De uma pilha de livros retirei ao acaso a obra Panorama do Mundo Atual, de Pierre George, editado pela Difel em 1968. O livro pertenceu a Masabo Kawai, alguém que não conheci e cuja existência não deixou qualquer referência na internet até o presente momento. Sobre o ex-proprietário do livro só posso dizer duas coisas: era japonês ou descendente de japoneses e tinha hábitos de leitura requintados. O livro me custou apenas dez reais, uma bagatela. Comprei-o porque folheando-o li o seguinte fragmento:

“Com cerca de 8.514.000 km2, o Brasil é quase tão grande quando os Estados Unidos. Ele não tem nem a posição nem as riquezas potenciais deste, desfavorecido sobretudo do ponto de vista dos recursos energéticos. Em compensação, sofre extraordinária pressão demográfica. Em 1900, sua população era de 17 milhões de habitantes, 22% do número de habitantes dos Estados Unidos na mesma época. Em 1920, com uma população de 31 milhões, sua população elevava-se a 30% do total da população dos Estados Unidos. Em 1963, com 75 milhões, ela atinge 40% do efetivo norte-americano. Mas o produto nacional bruto é de 6 bilhões de dólares, menos de 1,5% do produto nacional bruto dos Estados Unidos. O aumento do produto nacional bruto foi de 3,5% por ano durante o último decênio para um aumento populacional de 3,6%. Nos Estados Unidos, o aumento do produto bruto foi, em 1962, de 4,6% para um aumento de população de 1,5%. Com estes ritmos, a população do Brasil será sensivelmente igual à dos Estados Unidos antes de 2.000 enquanto seu produto nacional bruto não representaria senão alguns milésimos do produto bruto dos Estados Unidos. O plano de desenvolvimento atualmente posto em aplicação tem por objetivo um crescimento anual do produto bruto de 7%. Na hipótese de uma estabilidade monetária respectiva, o produto nacional bruto passaria, em dez anos, de 6 a um pouco mais de 10 bilhões de dólares. No ritmo atual, o produto nacional bruto americano ultrapassaria, no mesmo espaço de tempo, 600 bilhões de dólares, e a percentagem do produto nacional bruto com relação ao produto nacional bruto americano teria aumentado precisamente 0,2 0,25%.” (páginas 207/208)

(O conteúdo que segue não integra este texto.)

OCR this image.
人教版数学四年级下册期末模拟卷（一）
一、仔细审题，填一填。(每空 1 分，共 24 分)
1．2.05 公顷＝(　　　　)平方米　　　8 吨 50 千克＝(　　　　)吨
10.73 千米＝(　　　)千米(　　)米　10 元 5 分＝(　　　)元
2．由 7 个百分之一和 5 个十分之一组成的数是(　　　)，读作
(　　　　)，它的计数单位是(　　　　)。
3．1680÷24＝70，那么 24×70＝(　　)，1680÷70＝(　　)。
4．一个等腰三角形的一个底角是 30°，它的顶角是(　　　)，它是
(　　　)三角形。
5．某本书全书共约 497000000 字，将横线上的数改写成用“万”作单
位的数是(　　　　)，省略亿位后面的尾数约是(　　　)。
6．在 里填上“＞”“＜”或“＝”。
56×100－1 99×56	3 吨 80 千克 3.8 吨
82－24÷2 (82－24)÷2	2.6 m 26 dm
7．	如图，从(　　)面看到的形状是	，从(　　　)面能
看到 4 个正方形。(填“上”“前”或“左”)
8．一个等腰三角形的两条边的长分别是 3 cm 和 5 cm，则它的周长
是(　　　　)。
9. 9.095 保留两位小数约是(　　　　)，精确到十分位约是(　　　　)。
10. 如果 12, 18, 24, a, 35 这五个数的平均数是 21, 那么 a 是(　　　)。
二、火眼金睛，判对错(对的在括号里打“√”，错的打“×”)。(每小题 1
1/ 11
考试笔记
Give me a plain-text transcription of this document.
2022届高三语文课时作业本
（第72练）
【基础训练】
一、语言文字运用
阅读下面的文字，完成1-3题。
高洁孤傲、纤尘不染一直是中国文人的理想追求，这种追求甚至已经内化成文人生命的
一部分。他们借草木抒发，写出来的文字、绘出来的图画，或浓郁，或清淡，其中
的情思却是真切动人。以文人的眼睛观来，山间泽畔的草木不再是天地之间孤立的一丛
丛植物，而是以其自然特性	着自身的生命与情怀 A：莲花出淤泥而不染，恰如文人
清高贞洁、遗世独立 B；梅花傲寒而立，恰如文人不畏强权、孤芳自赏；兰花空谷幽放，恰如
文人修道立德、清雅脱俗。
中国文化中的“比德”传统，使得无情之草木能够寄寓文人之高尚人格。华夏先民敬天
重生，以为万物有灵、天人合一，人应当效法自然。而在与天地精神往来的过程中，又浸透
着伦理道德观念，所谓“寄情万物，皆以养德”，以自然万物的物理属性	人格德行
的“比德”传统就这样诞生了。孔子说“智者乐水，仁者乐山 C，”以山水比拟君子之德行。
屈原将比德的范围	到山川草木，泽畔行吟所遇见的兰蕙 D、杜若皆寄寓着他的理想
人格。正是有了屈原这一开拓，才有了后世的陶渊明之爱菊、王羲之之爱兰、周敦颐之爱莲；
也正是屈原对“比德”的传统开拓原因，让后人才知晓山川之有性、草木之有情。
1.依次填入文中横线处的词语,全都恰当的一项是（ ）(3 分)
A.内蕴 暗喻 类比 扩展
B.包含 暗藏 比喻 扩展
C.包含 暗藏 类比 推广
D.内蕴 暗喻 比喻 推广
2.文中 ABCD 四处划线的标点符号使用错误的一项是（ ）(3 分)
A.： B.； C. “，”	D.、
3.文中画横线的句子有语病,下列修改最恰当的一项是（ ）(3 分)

Panorama du Monde Actuel, Pierre George, tem 234 mil referências no Google. Sobre o autor existe uma página na Wikipédia http://fr.wikipedia.org/wiki/Pierre_George. O geógrafo francês conhecia profundamente o Brasil, tendo sido professor em Salvador (1962) e em São Paulo (1968). Ele foi membro do Partido Comunista Francês e produziu uma obra respeitável.

Não vou aqui discutir a correção dos números em que se baseou o autor para fazer sua análise da realidade brasileira. Presumirei que Pierre George empregou dados corretos, caso contrário seu livro não teria sido editado por uma editora tão prestigiada quanto a Difel. O que me interessa é avaliar a correção das projeções que ele fez para nosso país.

Uma pesquisa rápida na internet revela que o livro de Pierre George teve várias reimpressões na Europa e aqui no Brasil. A influência da obra deve ter sido bastante considerável, inclusive e principalmente entre leitores refinados (universitários, sociólogos, economistas, geógrafos, historiadores, etc…). Um leitor do livro Panorama do Mundo Atua lna época em que ele foi editado na Europa (1963) e no Brasil (1968) ficaria bastante desanimado com o futuro do nosso país. Se fosse investidor ele procuraria manter distância deste atoleiro latino-americano predestinado a afundar ainda mais. Se fosse banqueiro pensaria duas vezes antes de investir aqui ou recomendar investimentos no Brasil.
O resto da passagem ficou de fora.